Of course, with Hale as the leading Institute founder, and with the proximity of the Mt. Wilson Observatory as the primary motivating factor to create Caltech out of the Throop Institute, the study of astronomy was part of the Institute since its inception. But the completion of Palomar Observatory in 1948 as a joint venture with the Carnegie Institution compelled Caltech leadership to launch its own astronomy program. With the 200-inch telescope at Palomar – which would remain the world's most powerful optical telescope over the next four decades – Caltech embraced the singular opportunity to build on the historic contributions that nuclear physicists at Kellogg Laboratory had made to the study of stellar interiors with new capabilities in observational astronomy and to advance the field of astrophysics.
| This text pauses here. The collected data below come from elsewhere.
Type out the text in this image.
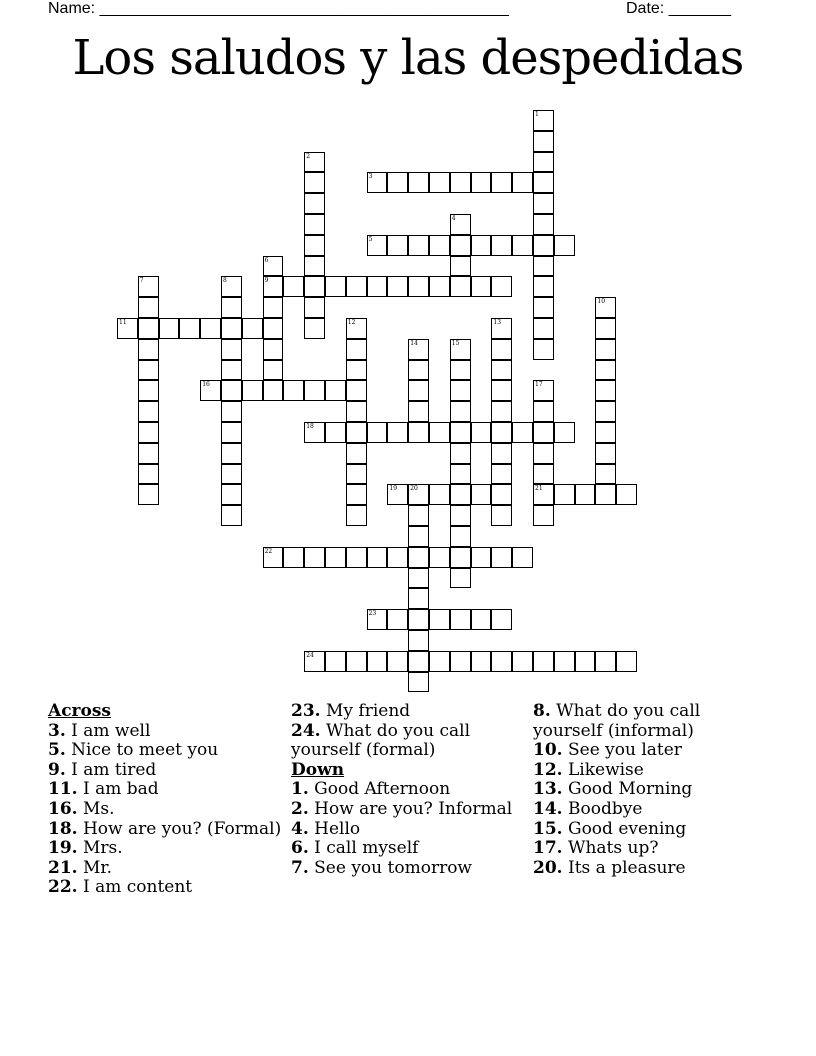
Name: ______________________________________________	Date: _______
Los saludos y las despedidas
1
2
3
4
5
6
9
7	8
10
11	12	13
14	15
16	17
21
18
19 20
22
23
24
Across
3. I am well
5. Nice to meet you
9. I am tired
11. I am bad
16. Ms.
18. How are you? (Formal)
19. Mrs.
21. Mr.
22. I am content
23. My friend
24. What do you call yourself (formal)
Down
1. Good Afternoon
2. How are you? Informal
4. Hello
6. I call myself
7. See you tomorrow
8. What do you call yourself (informal)
10. See you later
12. Likewise
13. Good Morning
14. Boodbye
15. Good evening
17. Whats up?
20. Its a pleasure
From its advent more than 75 years ago, Caltech's Division of Physics, Mathematics, and Astronomy has continued in Caltech's founding goal to be a world-leading center in basic science, technology development, and societal impact. From combinatorics to quantum information, and from quarks to quasars, the faculty, students, and alumni of the PMA division have brought clarity to the most confounding problems in mathematics, and they have illuminated our understanding of the world from its smallest to its largest scales. And despite the exponential growth that has defined academic research over the past century, the Division – like Caltech as a whole – has been steadfast in its insistence to remain small, based on the well-founded philosophy that a tight-knit and mutually supportive scientific community is one that will encourage chance encounters and the merging of distinct areas of expertise to forge new approaches to longstanding challenges, all in the name of pathbreaking discovery.